News Roundup

Massachusetts Signs Comprehensive Climate Bill into Law

On 11 August, 2022, Massachusetts Governor Charlie Baker signed into law An Act Driving Clean Energy and Offshore Wind. The wide-ranging legislation includes a ban on sales of new internal combustion engine cars that starts in 2035, removes cost caps on offshore wind projects, removes constraints on net metering for small-scale solar, allows 10 municipalities to pilot bans on gas in new construction, and other provisions (for a more complete accounting see the 26 July U.S. Energy Transition Report). Governor Baker’s signature of the bill is notable given his party affiliation (Republican). At the federal level Republicans have uniformly voted against strong incentives for clean energy and decarbonization mandates, with all 50 Republican senators voting against the Inflation Reduction Act. However, as Massachusetts is a state that leans heavily towards the Democratic Party many of Baker’s policy positions are much more nuanced and moderate than those of Republicans in other states.

News coverage: Mass. enacts sweeping climate and energy law (E&E News)

Magnis Energy Begins Production at New York Battery Factory

Magnis Energy has announced the beginning of operation at its 22,000 square meter factory in Endicott, New York. According to pv magazine the company expects to reach 1 gigawatt-hour of annual battery cell production in 2023, on its way to ramping to 1.8 GWh on an undefined timeline.
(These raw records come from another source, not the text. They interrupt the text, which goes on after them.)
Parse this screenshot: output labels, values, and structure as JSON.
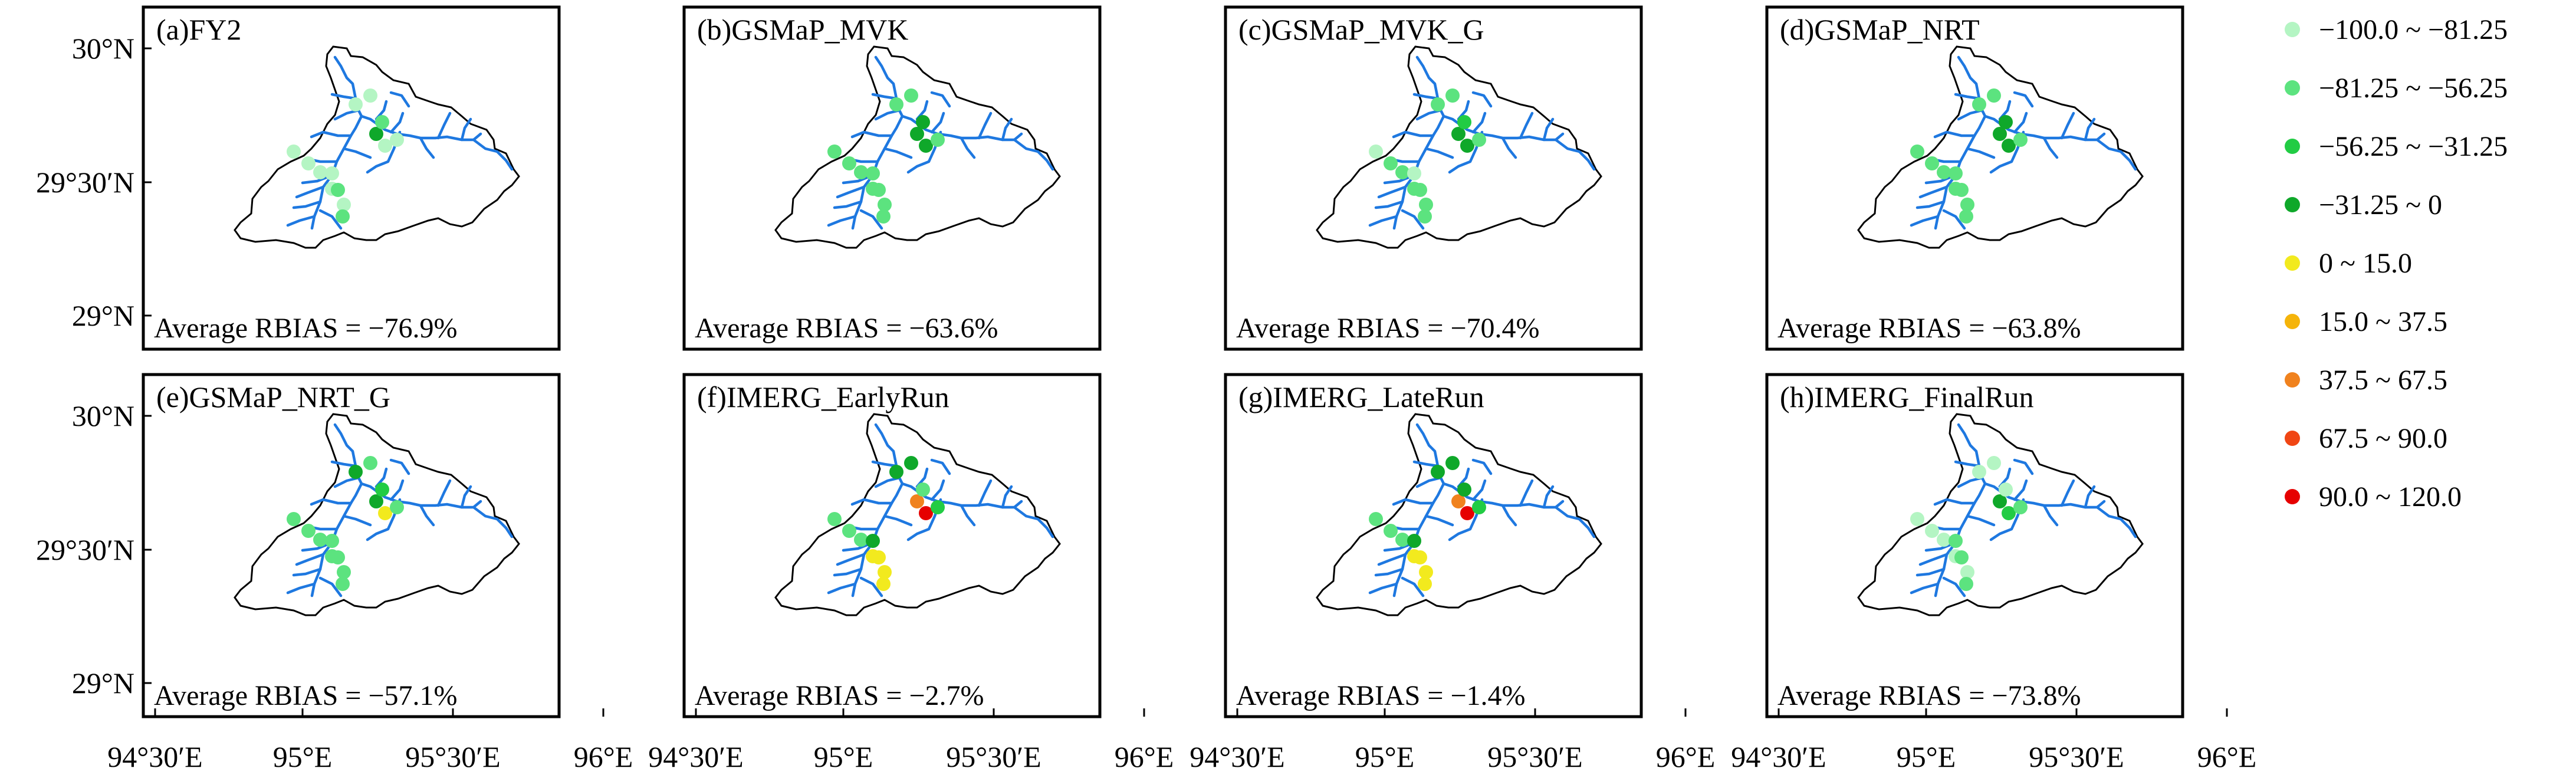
{
  "figure": {
    "panels": [
      {
        "id": "a",
        "title": "(a)FY2",
        "rbias": "Average RBIAS = −76.9%",
        "colors": [
          0,
          0,
          0,
          0,
          0,
          1,
          3,
          1,
          0,
          0,
          0,
          0,
          0,
          1
        ]
      },
      {
        "id": "b",
        "title": "(b)GSMaP_MVK",
        "rbias": "Average RBIAS = −63.6%",
        "colors": [
          1,
          1,
          1,
          1,
          1,
          1,
          3,
          3,
          3,
          1,
          1,
          1,
          1,
          1
        ]
      },
      {
        "id": "c",
        "title": "(c)GSMaP_MVK_G",
        "rbias": "Average RBIAS = −70.4%",
        "colors": [
          0,
          1,
          1,
          0,
          1,
          1,
          3,
          2,
          3,
          1,
          1,
          1,
          1,
          1
        ]
      },
      {
        "id": "d",
        "title": "(d)GSMaP_NRT",
        "rbias": "Average RBIAS = −63.8%",
        "colors": [
          1,
          1,
          1,
          1,
          1,
          1,
          3,
          3,
          3,
          1,
          1,
          1,
          1,
          1
        ]
      },
      {
        "id": "e",
        "title": "(e)GSMaP_NRT_G",
        "rbias": "Average RBIAS = −57.1%",
        "colors": [
          1,
          1,
          1,
          1,
          1,
          1,
          3,
          2,
          4,
          1,
          3,
          1,
          1,
          1
        ]
      },
      {
        "id": "f",
        "title": "(f)IMERG_EarlyRun",
        "rbias": "Average RBIAS = −2.7%",
        "colors": [
          1,
          1,
          1,
          3,
          4,
          4,
          6,
          1,
          8,
          2,
          3,
          3,
          4,
          4
        ]
      },
      {
        "id": "g",
        "title": "(g)IMERG_LateRun",
        "rbias": "Average RBIAS = −1.4%",
        "colors": [
          1,
          1,
          1,
          3,
          4,
          4,
          6,
          3,
          8,
          2,
          3,
          3,
          4,
          4
        ]
      },
      {
        "id": "h",
        "title": "(h)IMERG_FinalRun",
        "rbias": "Average RBIAS = −73.8%",
        "colors": [
          0,
          0,
          0,
          1,
          0,
          1,
          3,
          0,
          2,
          1,
          0,
          0,
          0,
          1
        ]
      }
    ],
    "y_ticks": [
      "30°N",
      "29°30′N",
      "29°N"
    ],
    "x_ticks": [
      "94°30′E",
      "95°E",
      "95°30′E",
      "96°E"
    ]
  },
  "legend": {
    "items": [
      {
        "label": "−100.0 ~ −81.25",
        "color": "#b4f5c3"
      },
      {
        "label": "−81.25 ~ −56.25",
        "color": "#5ce37f"
      },
      {
        "label": "−56.25 ~ −31.25",
        "color": "#22cc44"
      },
      {
        "label": "−31.25 ~ 0",
        "color": "#0fa82a"
      },
      {
        "label": "0 ~ 15.0",
        "color": "#f2ea1e"
      },
      {
        "label": "15.0 ~ 37.5",
        "color": "#f5b40a"
      },
      {
        "label": "37.5 ~ 67.5",
        "color": "#f0821e"
      },
      {
        "label": "67.5 ~ 90.0",
        "color": "#f04614"
      },
      {
        "label": "90.0 ~ 120.0",
        "color": "#e60000"
      }
    ]
  },
  "style": {
    "river_color": "#1e78e0",
    "outline_color": "#000000"
  }
}
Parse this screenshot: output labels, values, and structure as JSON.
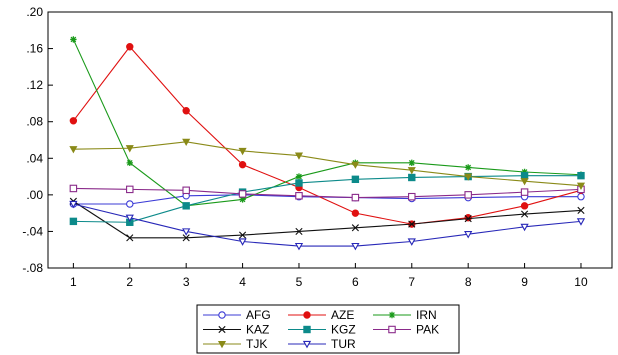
{
  "chart_data": {
    "type": "line",
    "x": [
      1,
      2,
      3,
      4,
      5,
      6,
      7,
      8,
      9,
      10
    ],
    "ylim": [
      -0.08,
      0.2
    ],
    "yticks": [
      ".20",
      ".16",
      ".12",
      ".08",
      ".04",
      ".00",
      "-.04",
      "-.08"
    ],
    "ytick_values": [
      0.2,
      0.16,
      0.12,
      0.08,
      0.04,
      0.0,
      -0.04,
      -0.08
    ],
    "xticks": [
      "1",
      "2",
      "3",
      "4",
      "5",
      "6",
      "7",
      "8",
      "9",
      "10"
    ],
    "legend_position": "bottom",
    "grid": false,
    "series": [
      {
        "name": "AFG",
        "color": "#3b3bd6",
        "marker": "circle",
        "values": [
          -0.01,
          -0.01,
          -0.001,
          0.0,
          -0.002,
          -0.003,
          -0.004,
          -0.003,
          -0.002,
          -0.002
        ]
      },
      {
        "name": "AZE",
        "color": "#e01010",
        "marker": "dot",
        "values": [
          0.081,
          0.162,
          0.092,
          0.033,
          0.008,
          -0.02,
          -0.032,
          -0.025,
          -0.012,
          0.005
        ]
      },
      {
        "name": "IRN",
        "color": "#1a9a1a",
        "marker": "star",
        "values": [
          0.17,
          0.035,
          -0.012,
          -0.005,
          0.02,
          0.035,
          0.035,
          0.03,
          0.025,
          0.022
        ]
      },
      {
        "name": "KAZ",
        "color": "#111111",
        "marker": "x",
        "values": [
          -0.007,
          -0.047,
          -0.047,
          -0.044,
          -0.04,
          -0.036,
          -0.032,
          -0.026,
          -0.021,
          -0.017
        ]
      },
      {
        "name": "KGZ",
        "color": "#0c8a8a",
        "marker": "square",
        "values": [
          -0.029,
          -0.03,
          -0.012,
          0.003,
          0.013,
          0.017,
          0.019,
          0.02,
          0.021,
          0.021
        ]
      },
      {
        "name": "PAK",
        "color": "#8a2a8a",
        "marker": "square-open",
        "values": [
          0.007,
          0.006,
          0.005,
          0.001,
          -0.001,
          -0.003,
          -0.002,
          0.0,
          0.003,
          0.006
        ]
      },
      {
        "name": "TJK",
        "color": "#8a8a18",
        "marker": "tri-down",
        "values": [
          0.05,
          0.051,
          0.058,
          0.048,
          0.043,
          0.033,
          0.027,
          0.02,
          0.015,
          0.01
        ]
      },
      {
        "name": "TUR",
        "color": "#2828b8",
        "marker": "tri-down-open",
        "values": [
          -0.01,
          -0.025,
          -0.04,
          -0.051,
          -0.056,
          -0.056,
          -0.051,
          -0.043,
          -0.035,
          -0.029
        ]
      }
    ]
  }
}
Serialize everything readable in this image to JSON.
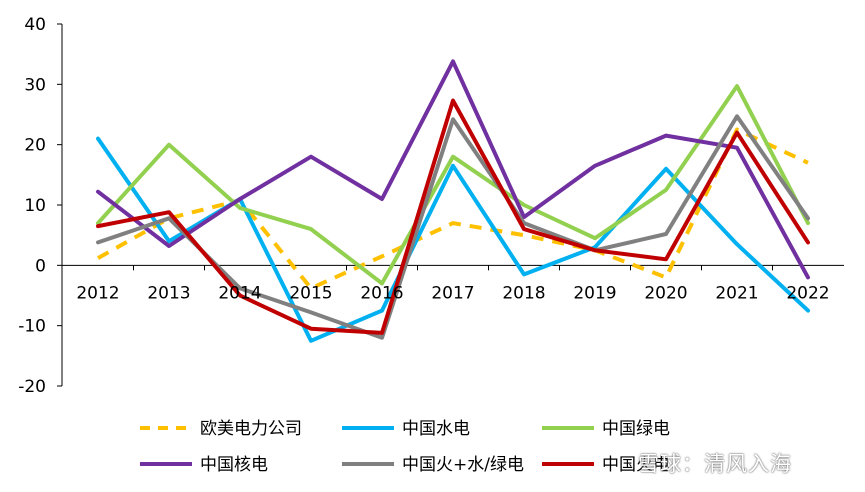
{
  "chart_data": {
    "type": "line",
    "title": "",
    "xlabel": "",
    "ylabel": "",
    "categories": [
      "2012",
      "2013",
      "2014",
      "2015",
      "2016",
      "2017",
      "2018",
      "2019",
      "2020",
      "2021",
      "2022"
    ],
    "ylim": [
      -20,
      40
    ],
    "yticks": [
      -20,
      -10,
      0,
      10,
      20,
      30,
      40
    ],
    "grid": false,
    "legend_position": "bottom",
    "series": [
      {
        "name": "欧美电力公司",
        "color": "#FFC000",
        "dashed": true,
        "values": [
          1.2,
          7.8,
          10.8,
          -3.8,
          1.5,
          7.0,
          5.0,
          2.5,
          -2.0,
          22.5,
          17.0
        ]
      },
      {
        "name": "中国水电",
        "color": "#00B0F0",
        "dashed": false,
        "values": [
          21.0,
          4.0,
          11.0,
          -12.5,
          -7.5,
          16.5,
          -1.5,
          3.0,
          16.0,
          3.5,
          -7.5
        ]
      },
      {
        "name": "中国绿电",
        "color": "#92D050",
        "dashed": false,
        "values": [
          7.0,
          20.0,
          9.5,
          6.0,
          -3.0,
          18.0,
          10.0,
          4.5,
          12.5,
          29.7,
          7.0
        ]
      },
      {
        "name": "中国核电",
        "color": "#7030A0",
        "dashed": false,
        "values": [
          12.2,
          3.2,
          11.0,
          18.0,
          11.0,
          33.8,
          8.0,
          16.5,
          21.5,
          19.5,
          -2.0
        ]
      },
      {
        "name": "中国火+水/绿电",
        "color": "#808080",
        "dashed": false,
        "values": [
          3.8,
          7.8,
          -3.8,
          -7.8,
          -12.0,
          24.2,
          7.0,
          2.5,
          5.2,
          24.7,
          7.8
        ]
      },
      {
        "name": "中国火电",
        "color": "#C00000",
        "dashed": false,
        "values": [
          6.5,
          8.8,
          -5.0,
          -10.5,
          -11.2,
          27.3,
          6.0,
          2.5,
          1.0,
          22.0,
          3.8
        ]
      }
    ]
  },
  "watermark": "雪球：清风入海"
}
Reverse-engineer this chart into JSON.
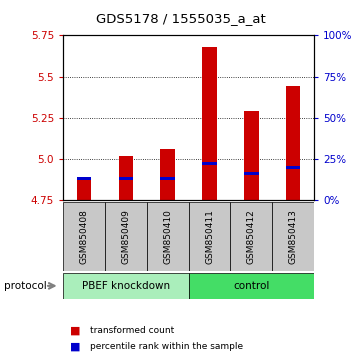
{
  "title": "GDS5178 / 1555035_a_at",
  "samples": [
    "GSM850408",
    "GSM850409",
    "GSM850410",
    "GSM850411",
    "GSM850412",
    "GSM850413"
  ],
  "transformed_counts": [
    4.87,
    5.02,
    5.06,
    5.68,
    5.29,
    5.44
  ],
  "percentile_ranks": [
    13,
    13,
    13,
    22,
    16,
    20
  ],
  "ymin": 4.75,
  "ymax": 5.75,
  "yticks_left": [
    4.75,
    5.0,
    5.25,
    5.5,
    5.75
  ],
  "yticks_right": [
    0,
    25,
    50,
    75,
    100
  ],
  "groups": [
    {
      "label": "PBEF knockdown",
      "start": 0,
      "end": 3,
      "color": "#aaeebb"
    },
    {
      "label": "control",
      "start": 3,
      "end": 6,
      "color": "#44dd66"
    }
  ],
  "bar_color": "#CC0000",
  "blue_color": "#0000CC",
  "protocol_label": "protocol",
  "legend_items": [
    {
      "label": "transformed count",
      "color": "#CC0000"
    },
    {
      "label": "percentile rank within the sample",
      "color": "#0000CC"
    }
  ],
  "tick_bg": "#C8C8C8",
  "bar_width": 0.35
}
This is a much smaller scale than the battery factories by Panasonic, SK Innovation, and LG that are coming online to serve EV makers. Magnis’ batteries are based on a bio-mineralized lithium manganese phosphate cathode technology, which does not contain nickel or cobalt.

Source: Magnis Energy begins production at US battery gigafactory

California Adopts Offshore Wind Planning Goal

The California Energy Commission has adopted preliminary planning goals for the state to deploy 2 – 5 gigawatts of offshore wind by 2030, and 25 gigawatts by 2045. This is an increase from previous goals to deploy 10 – 15 gigawatts by 2045. The move was made in response to 2021 legislation to directed the commission to develop planning goals for offshore wind and a strategic plan to develop the resource in waters off its coast. In 2021, Governor Newsom opened the state’s coastline to offshore wind development, but the West Coast’s offshore wind industry remains years behind the East Coast’s.